You can have a short throw, low mass, large cone driver with low inductance like most PA woofers which as I mentioned before that can operate up in the 2-3K hz range with great fidelity. All the great cherished 1940's RCA theater systems still collected by serious audiophiles for their totally realistic bass, mid-bass, and midrange, again crossed over to a multi-cell horn at 2K hz.
Or you can have a high inductance, high mass, long throw design which makes it harder to push the cone and come back quickly to a stop, thus destroying the SQ in the mid-bass area, which is solved by keeping it from reproducing anything above, say...60hz which usually the reason for a x-over point below 80hz. It's all about INDUCTANCE ( think of a very powerful magnet to tightly control the cone of the driver that determines how clean/fast/tight...etc it is.) When JL came out with their W7 subwoofer which is the original Fathom. This type of design they used only one word in their advertisements which was "TIGHT". at a car stereo event that I attended years ago they put the W7 driver in a Volkswagen Beetle for their demo car but the company across the aisle from them would demo their woofer which was much more accurate and Tighter sounding , then they would get done with their demo and tell people to go across and sit in the VW Beetle and then come back and let them know what they thought, and everybody came back and as one guy commented "man that is one boomy subwoofer"

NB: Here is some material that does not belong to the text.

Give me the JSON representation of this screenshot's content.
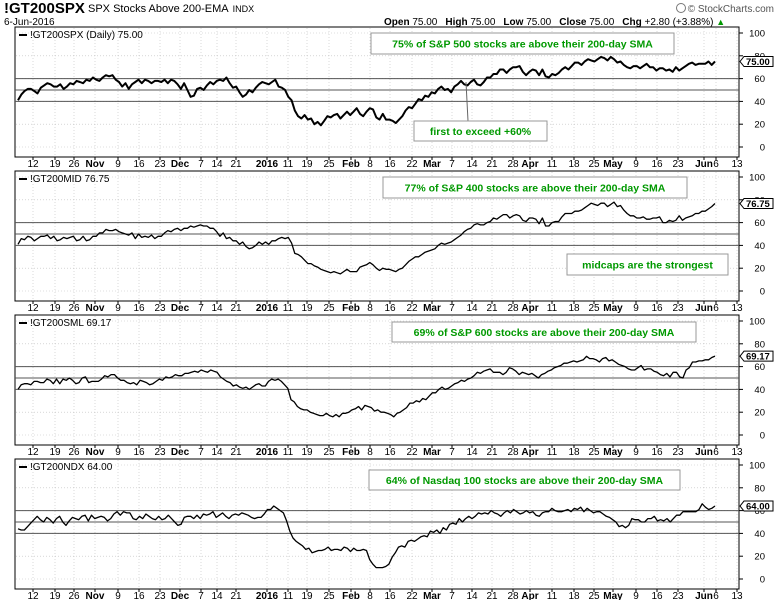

High INDUCTANCE designs act in the same manner of worn-out Springs on a 57 Lincoln Continental as you compress and want the spring to come back and immediately stop, but it doesn't , it goes up and down and up and down till it finally slows down and returns to the original position. The exact same thing happens with speakers of a very small magnet/ high inductance design that cannot control the driver, so the driver doesn't stop moving by the time another signal is put in causing very large amounts of distortion and boom. Sizes of drivers are relevant. Just like the TOTL Legacy Valor, 86K dollar speakers that uses a 14" Midwoofer, 14" Bass, and (2) 12" subwoofers.
So the answer to your question as to how can a 15in woofer accurately reproduce frequencies up to 120-130hz is in the above article. Drop the names Subs,Woofers,Mid-bass and look at only how accurate the driver is in that specific range, no matter what name you call it. All the hundreds of speakers through the years that have used a driver of this size crossed over WAY farther up have done so because they used accurate drivers with very fast transient response. These are designs that don't get "muddy/boomy" when used above 80hz or so. Gold Sound years ago designed their High Fidelity speakers using a quick and accurate JBL/very low inductance figure woofer (usually 15 inches) and they would run them up to 400 Hertz and then it would be crossed over to the mid-range driver which would always run from 400 Hertz to 2,500 Hertz so that there would be no Crossovers in the critical vocal and mid-range area.

We are interested in this discussion. I'm sure Ivan appreciates you asking for his specific input.